Ben: Çok teşekkürler, iyi günler
Çok uzun gibi görünen bu diyaloglar yaklaşık 1 buçuk dakika sürmedi bile. Heyecandan gece 1 dakika uyumamamı gerektirecek birşey olmadığını mülakat bitince farkettim.
Konsolosluktan dışarı çıktığımda, konsolosluğun hemen önünde turist vizesine kavuşmuş birkaç genç arkadaşın Vlog tarzında bir çekim yaptıklarını, ve polisler ve ordaki birkaç abi tarından ''Çekim yapmayın kameralardan tespit edilirse vizenizin yanma ihtimali var'' şeklinde uyarıldıklarını gördüm. Doğruluğunu bilemem ama dikkat etmekte fayda var.

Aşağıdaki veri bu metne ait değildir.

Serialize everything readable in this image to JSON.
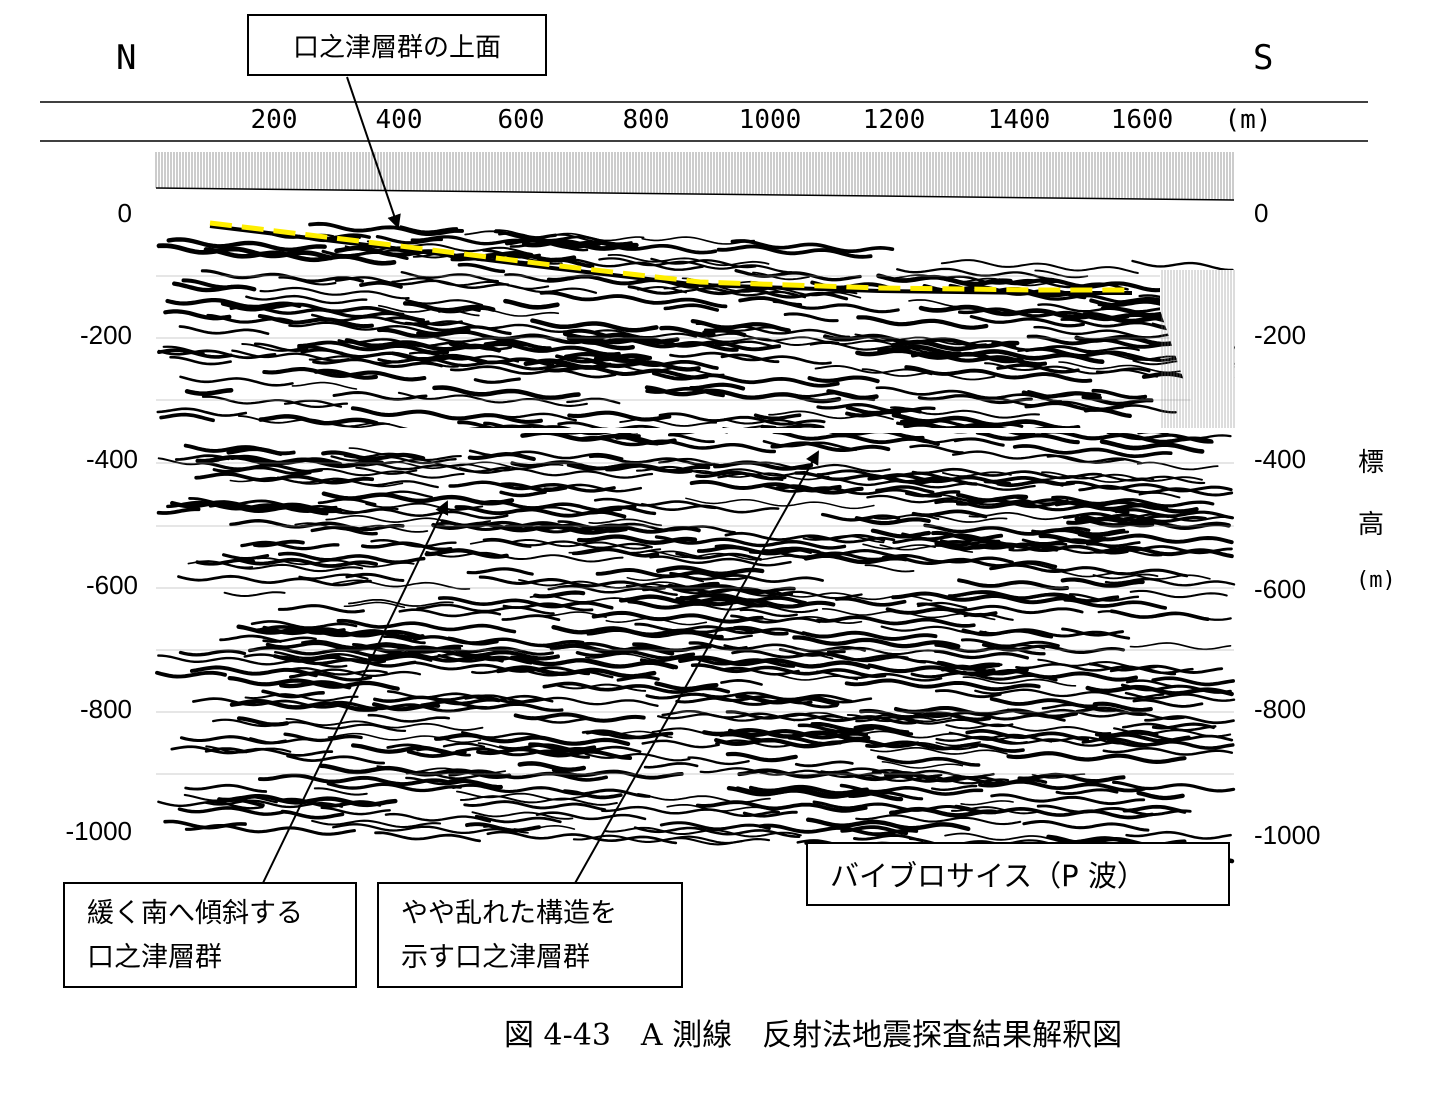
{
  "directions": {
    "north": "N",
    "south": "S"
  },
  "top_callout": "口之津層群の上面",
  "x_axis": {
    "ticks": [
      "200",
      "400",
      "600",
      "800",
      "1000",
      "1200",
      "1400",
      "1600"
    ],
    "unit": "(m)"
  },
  "y_axis_left": {
    "ticks": [
      "0",
      "-200",
      "-400",
      "-600",
      "-800",
      "-1000"
    ]
  },
  "y_axis_right": {
    "ticks": [
      "0",
      "-200",
      "-400",
      "-600",
      "-800",
      "-1000"
    ],
    "label_chars": [
      "標",
      "高"
    ],
    "unit": "(m)"
  },
  "method_label": "バイブロサイス（P 波）",
  "callouts": {
    "left_line1": "緩く南へ傾斜する",
    "left_line2": "口之津層群",
    "right_line1": "やや乱れた構造を",
    "right_line2": "示す口之津層群"
  },
  "caption": "図 4-43　A 測線　反射法地震探査結果解釈図",
  "colors": {
    "horizon": "#ffee00",
    "traces": "#000000",
    "background": "#ffffff"
  }
}
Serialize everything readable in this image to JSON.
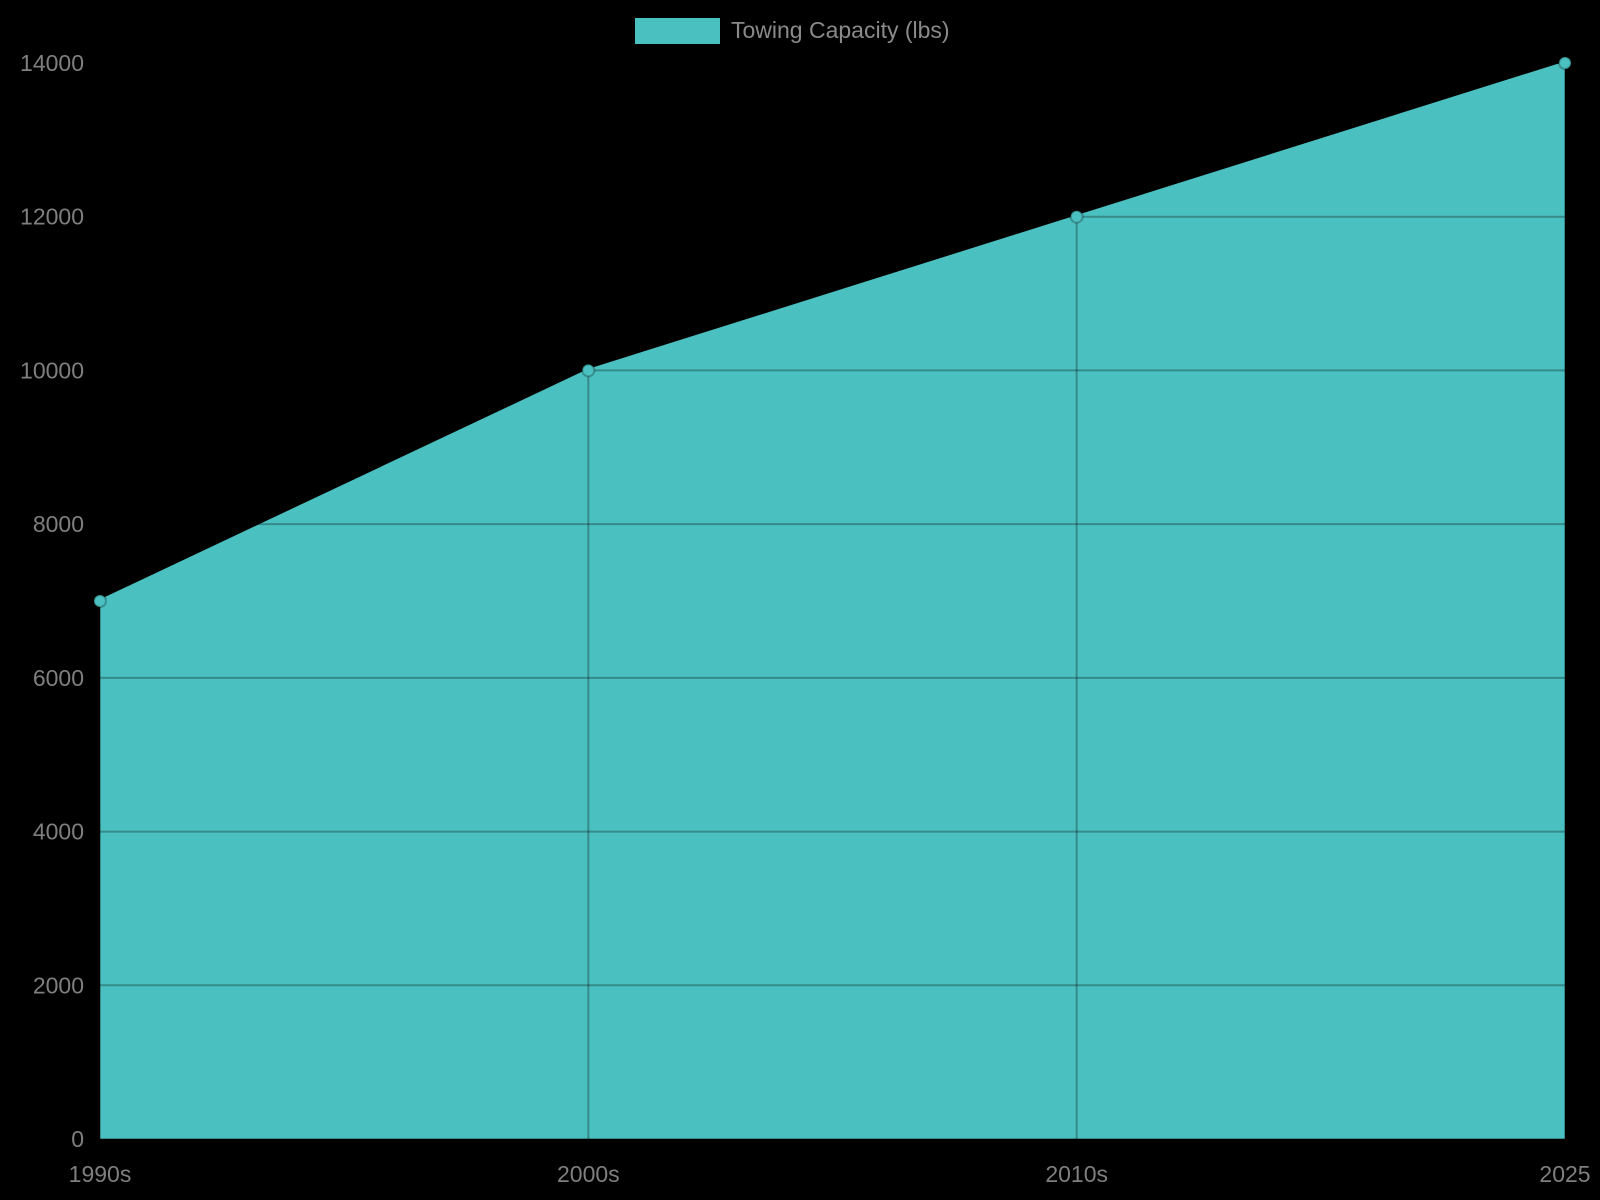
{
  "legend": {
    "label": "Towing Capacity (lbs)",
    "swatch_color": "#4bc0c0"
  },
  "chart_data": {
    "type": "area",
    "categories": [
      "1990s",
      "2000s",
      "2010s",
      "2025"
    ],
    "series": [
      {
        "name": "Towing Capacity (lbs)",
        "values": [
          7000,
          10000,
          12000,
          14000
        ]
      }
    ],
    "title": "",
    "xlabel": "",
    "ylabel": "",
    "ylim": [
      0,
      14000
    ],
    "ytick_step": 2000,
    "ytick_labels": [
      "0",
      "2000",
      "4000",
      "6000",
      "8000",
      "10000",
      "12000",
      "14000"
    ],
    "grid": true,
    "legend_position": "top",
    "colors": {
      "fill": "#4bc0c0",
      "line": "#4bc0c0",
      "point_fill": "#4bc0c0",
      "point_stroke": "rgba(0,0,0,0.25)",
      "grid": "rgba(0,0,0,0.28)",
      "tick_text": "#7f7f7f",
      "legend_text": "#8a8a8a",
      "background": "#000000"
    }
  }
}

Birkaç gün Ankarada vakit geçirdikten sonra İzmir'e döndüm bir hafta sonra PTT'den pasaportumu aldım ve 14 Nisan tarihinde Washington DC'ye yola çıkmak için geri sayıma başladım.
Umarım Ankara'nın bu yılın devamında artık hızlandığı, mülakat dağıtmaya başladığı, dosya taşımak isteyenlerin, current bekleyenlerin, hayallerine ulaştığı bir yıl olur.